The SAV’s hull is consistently submerged in about five inches of water, so its tubes are always in the water. That means the boat handles water conditions like swells and waves and high sea states better than traditional RIBs, Johns revealed. The boats ride the water “like a caterpillar,” never leaving the way other boats do when they jump through swells and pound back down into the water.
As a result, a SAV can travel about 20 percent faster than other boats on average. When another boat can go 20 knots, a SAV can go 30; a SAV can probably go 50 knots when other boats can do 40.
The first of the SAVs were manufactured and sold to Egypt through foreign military sales contracts, where the Egyptian military is fond of the aluminum hull, which requires no maintenance, Johns said. Other clients include the Wakulla County Sheriff’s Office in Florida, the special operations team in Florida’s Lee County Police Department, the special operations team in the Miami-Dade Police Department, the New Mexico State Police Special Operations Bureau, and the California Highway Patrol, as well as U.S. Army Special Forces and U.S. Air Force combat controllers. United Arab Emirates special operations forces in Abu Dubai also are evaluating the SAV boats.

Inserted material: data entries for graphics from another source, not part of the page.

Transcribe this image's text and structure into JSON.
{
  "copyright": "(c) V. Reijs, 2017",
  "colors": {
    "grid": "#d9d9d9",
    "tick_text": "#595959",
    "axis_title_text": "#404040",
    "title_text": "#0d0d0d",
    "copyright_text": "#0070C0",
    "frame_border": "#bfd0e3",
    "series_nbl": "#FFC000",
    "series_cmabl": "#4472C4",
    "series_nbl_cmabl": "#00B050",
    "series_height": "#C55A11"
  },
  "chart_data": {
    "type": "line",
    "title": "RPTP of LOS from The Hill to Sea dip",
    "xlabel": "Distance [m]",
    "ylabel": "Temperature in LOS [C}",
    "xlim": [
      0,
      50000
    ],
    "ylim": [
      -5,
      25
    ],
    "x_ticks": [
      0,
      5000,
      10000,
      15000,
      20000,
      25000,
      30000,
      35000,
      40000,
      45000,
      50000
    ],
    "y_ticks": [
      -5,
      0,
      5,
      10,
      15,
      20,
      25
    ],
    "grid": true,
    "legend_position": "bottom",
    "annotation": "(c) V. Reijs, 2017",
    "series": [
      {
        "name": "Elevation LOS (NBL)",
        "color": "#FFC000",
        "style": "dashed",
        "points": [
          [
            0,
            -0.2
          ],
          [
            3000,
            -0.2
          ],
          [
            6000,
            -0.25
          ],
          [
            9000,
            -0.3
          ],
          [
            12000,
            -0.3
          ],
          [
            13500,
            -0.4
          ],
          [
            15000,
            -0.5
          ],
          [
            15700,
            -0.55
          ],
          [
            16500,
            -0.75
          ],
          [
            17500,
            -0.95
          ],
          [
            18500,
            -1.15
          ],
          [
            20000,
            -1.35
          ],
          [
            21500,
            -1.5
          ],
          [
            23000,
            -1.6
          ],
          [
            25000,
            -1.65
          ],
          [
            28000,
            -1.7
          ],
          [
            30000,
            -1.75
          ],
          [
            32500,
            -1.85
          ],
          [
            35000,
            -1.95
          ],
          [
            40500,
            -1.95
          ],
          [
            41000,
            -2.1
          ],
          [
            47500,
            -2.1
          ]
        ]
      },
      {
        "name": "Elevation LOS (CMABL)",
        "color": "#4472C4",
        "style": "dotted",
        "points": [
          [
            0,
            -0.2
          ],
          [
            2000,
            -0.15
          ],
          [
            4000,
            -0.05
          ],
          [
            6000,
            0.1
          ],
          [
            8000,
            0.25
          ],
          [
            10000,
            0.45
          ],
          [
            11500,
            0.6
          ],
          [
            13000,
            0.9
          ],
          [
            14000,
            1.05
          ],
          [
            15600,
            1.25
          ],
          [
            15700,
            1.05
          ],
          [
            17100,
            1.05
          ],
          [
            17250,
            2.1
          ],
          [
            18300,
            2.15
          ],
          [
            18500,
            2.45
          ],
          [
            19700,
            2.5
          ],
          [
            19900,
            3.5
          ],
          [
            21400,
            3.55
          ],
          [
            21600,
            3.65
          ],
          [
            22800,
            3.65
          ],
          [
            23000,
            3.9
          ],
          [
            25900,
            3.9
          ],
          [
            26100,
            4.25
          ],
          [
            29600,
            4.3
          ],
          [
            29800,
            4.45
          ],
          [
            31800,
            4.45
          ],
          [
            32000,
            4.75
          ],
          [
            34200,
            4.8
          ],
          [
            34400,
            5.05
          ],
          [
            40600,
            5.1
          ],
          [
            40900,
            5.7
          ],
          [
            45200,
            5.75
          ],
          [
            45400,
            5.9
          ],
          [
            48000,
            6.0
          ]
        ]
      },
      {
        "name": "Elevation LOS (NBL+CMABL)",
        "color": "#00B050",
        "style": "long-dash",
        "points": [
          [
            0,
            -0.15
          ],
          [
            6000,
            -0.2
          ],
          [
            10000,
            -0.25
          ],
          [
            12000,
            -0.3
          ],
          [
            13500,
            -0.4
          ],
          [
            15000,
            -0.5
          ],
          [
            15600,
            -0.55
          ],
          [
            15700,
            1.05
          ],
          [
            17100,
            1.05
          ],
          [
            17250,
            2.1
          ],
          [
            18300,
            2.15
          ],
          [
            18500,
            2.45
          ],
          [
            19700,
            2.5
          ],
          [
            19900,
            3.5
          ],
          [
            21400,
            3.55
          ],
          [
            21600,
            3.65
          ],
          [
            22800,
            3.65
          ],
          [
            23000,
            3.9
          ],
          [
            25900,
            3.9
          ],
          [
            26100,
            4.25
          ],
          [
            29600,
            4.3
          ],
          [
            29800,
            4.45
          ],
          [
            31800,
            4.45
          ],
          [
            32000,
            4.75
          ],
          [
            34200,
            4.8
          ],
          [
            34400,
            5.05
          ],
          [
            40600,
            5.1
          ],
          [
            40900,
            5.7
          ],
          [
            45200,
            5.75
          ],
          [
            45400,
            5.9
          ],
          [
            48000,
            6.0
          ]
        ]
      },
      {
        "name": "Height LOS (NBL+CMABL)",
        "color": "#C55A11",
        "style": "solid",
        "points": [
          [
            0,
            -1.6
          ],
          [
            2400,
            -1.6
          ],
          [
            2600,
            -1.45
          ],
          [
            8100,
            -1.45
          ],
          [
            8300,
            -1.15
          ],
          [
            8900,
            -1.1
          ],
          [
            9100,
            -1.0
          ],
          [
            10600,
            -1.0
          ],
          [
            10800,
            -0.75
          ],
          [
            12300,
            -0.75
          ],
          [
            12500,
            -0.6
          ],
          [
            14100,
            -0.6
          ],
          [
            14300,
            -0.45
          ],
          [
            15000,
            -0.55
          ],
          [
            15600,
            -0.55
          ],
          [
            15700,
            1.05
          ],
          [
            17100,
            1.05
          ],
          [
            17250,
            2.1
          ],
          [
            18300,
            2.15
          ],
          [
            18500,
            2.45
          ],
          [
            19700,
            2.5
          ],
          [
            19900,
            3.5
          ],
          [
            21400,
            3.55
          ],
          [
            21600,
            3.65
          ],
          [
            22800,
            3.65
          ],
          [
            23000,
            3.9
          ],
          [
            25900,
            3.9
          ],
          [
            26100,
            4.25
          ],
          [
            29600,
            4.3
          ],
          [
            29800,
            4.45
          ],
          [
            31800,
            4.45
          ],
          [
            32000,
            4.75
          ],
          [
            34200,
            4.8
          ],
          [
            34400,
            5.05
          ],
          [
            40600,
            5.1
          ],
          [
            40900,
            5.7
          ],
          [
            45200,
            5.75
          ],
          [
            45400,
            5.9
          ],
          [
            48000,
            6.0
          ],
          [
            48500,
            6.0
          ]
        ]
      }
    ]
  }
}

“Two of the big advantages is, one, in a tactical situation when you are slamming up against another ship to offload boarding officers or tactical waterborne guys to take over a ship, you can slam up against a steel hull ship and not have to deal with the tubes puncturing or having problems or issues with the boat bouncing off the ship,” Johns remarked.

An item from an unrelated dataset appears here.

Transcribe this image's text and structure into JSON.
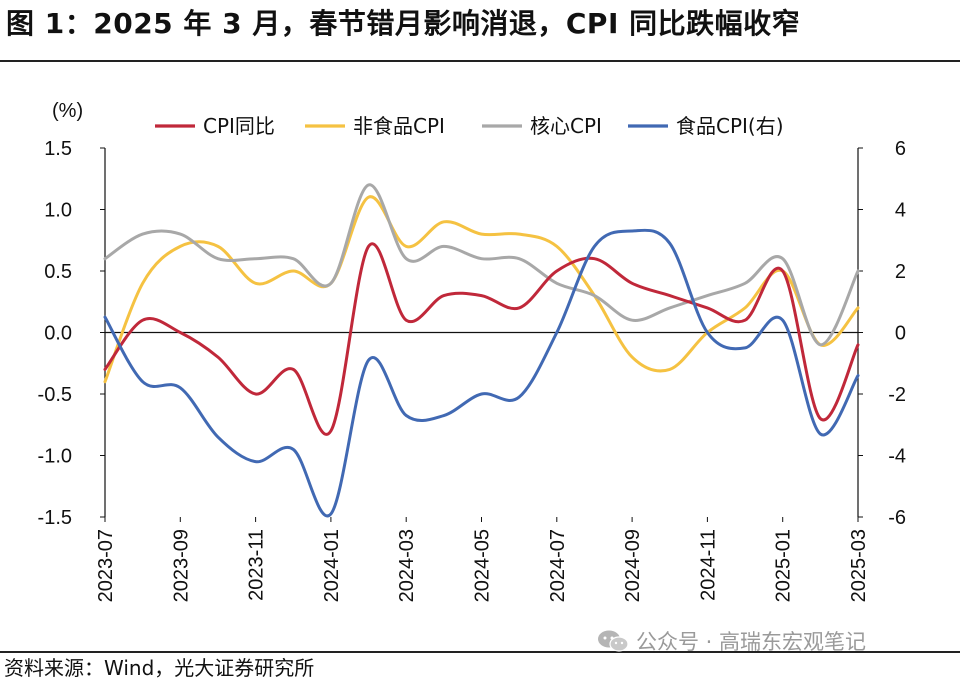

“Second, because it’s built on torpedo technology, the boat rides with only 12 or 13 inches of freeboard. So in a tactical dive situation, you don’t have to remove doors. You don’t have to set ladders. You can pretty much just crawl into the boat,” he said.
The SAV I is about 21 feet in length; the SAV II, about 25 feet; and the SAV III, 30 feet. All SAV boats come with a keel that culminates in a sharpened blade that protrudes about 3 inches under the boat.

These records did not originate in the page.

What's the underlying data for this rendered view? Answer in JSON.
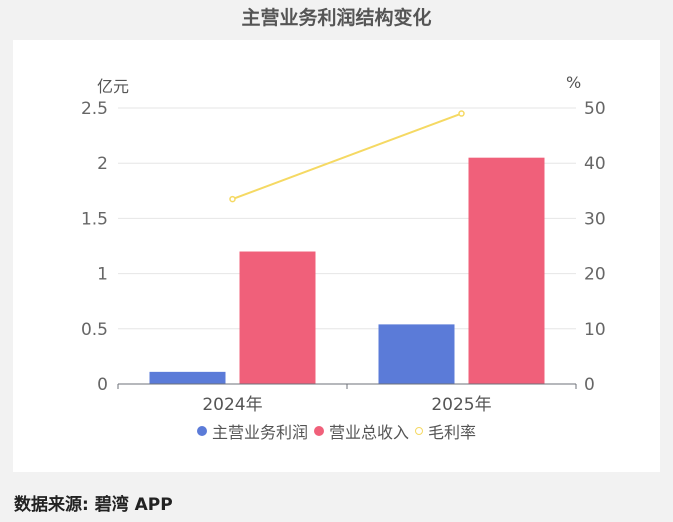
{
  "title": "主营业务利润结构变化",
  "source": "数据来源: 碧湾 APP",
  "units": {
    "left": "亿元",
    "right": "%"
  },
  "chart_data": {
    "type": "bar",
    "categories": [
      "2024年",
      "2025年"
    ],
    "series": [
      {
        "name": "主营业务利润",
        "type": "bar",
        "axis": "left",
        "color": "#5b7bd8",
        "values": [
          0.11,
          0.54
        ]
      },
      {
        "name": "营业总收入",
        "type": "bar",
        "axis": "left",
        "color": "#f0607a",
        "values": [
          1.2,
          2.05
        ]
      },
      {
        "name": "毛利率",
        "type": "line",
        "axis": "right",
        "color": "#f5d963",
        "values": [
          33.5,
          49
        ]
      }
    ],
    "y_left": {
      "ylim": [
        0,
        2.5
      ],
      "ticks": [
        "0",
        "0.5",
        "1",
        "1.5",
        "2",
        "2.5"
      ]
    },
    "y_right": {
      "ylim": [
        0,
        50
      ],
      "ticks": [
        "0",
        "10",
        "20",
        "30",
        "40",
        "50"
      ]
    },
    "grid": true,
    "legend": "bottom-center"
  }
}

“It can be sharpened and you can catch pretty much anything and just run over it and cut it in half,” Johns noted.

Repair Work

When regular naval forces or special naval forces need boat repairs, they often turn to Davis Boat Works Inc., located in Newport News, Va. Frank Wagner, co-owner and vice president of Davis Boat Works, told SOTECH that his company performs repairs on a variety of RIBs, as well as the MK V SOC. Davis Boat Works also works with the Navy on prototypes such as enhancements to the MK V SOC.
“The Mark V stands out in regards to speed,” Wagner noted. “It’s far past its initial service life, so it has shown longevity also. But we just fix them. I’m not familiar with the missions they go on.”
Davis Boat works has provided detailed repair services to the MK V SOC, servicing the majority of boats that make up the MK V fleet on the Atlantic coast. These repairs have included waterjet overhauls, systems installations and upgrades, emergency repairs, and hull and structural repairs, according to the company.
The full-service shipyard at Davis Boat Works offers all kinds of marine repair, including structural and electrical fittings, and has developed a reputation for its expert welding procedures. The shipyard employs more than 100 highly skilled tradesmen and administrative personnel with many years of maritime experience. The shipyard also offers 800 feet of bulkhead space and 5 acres of vessel block area, providing plenty of room to repair multiple vessels.
One distinguishing factor about the shipyard is its 250-ton Marine Travelift, which can lift a boat with minimum stress on the hull. The Travelift reduces requirements for dry-dock scheduling, permits the blocking of multiple vessels on shore simultaneously, and facilitates emergency repairs. “We do very little subcontracting. We do most of our work in-house. We have the luxury to do that because we have the ability to have lots of boats in our drydock,” Wagner added.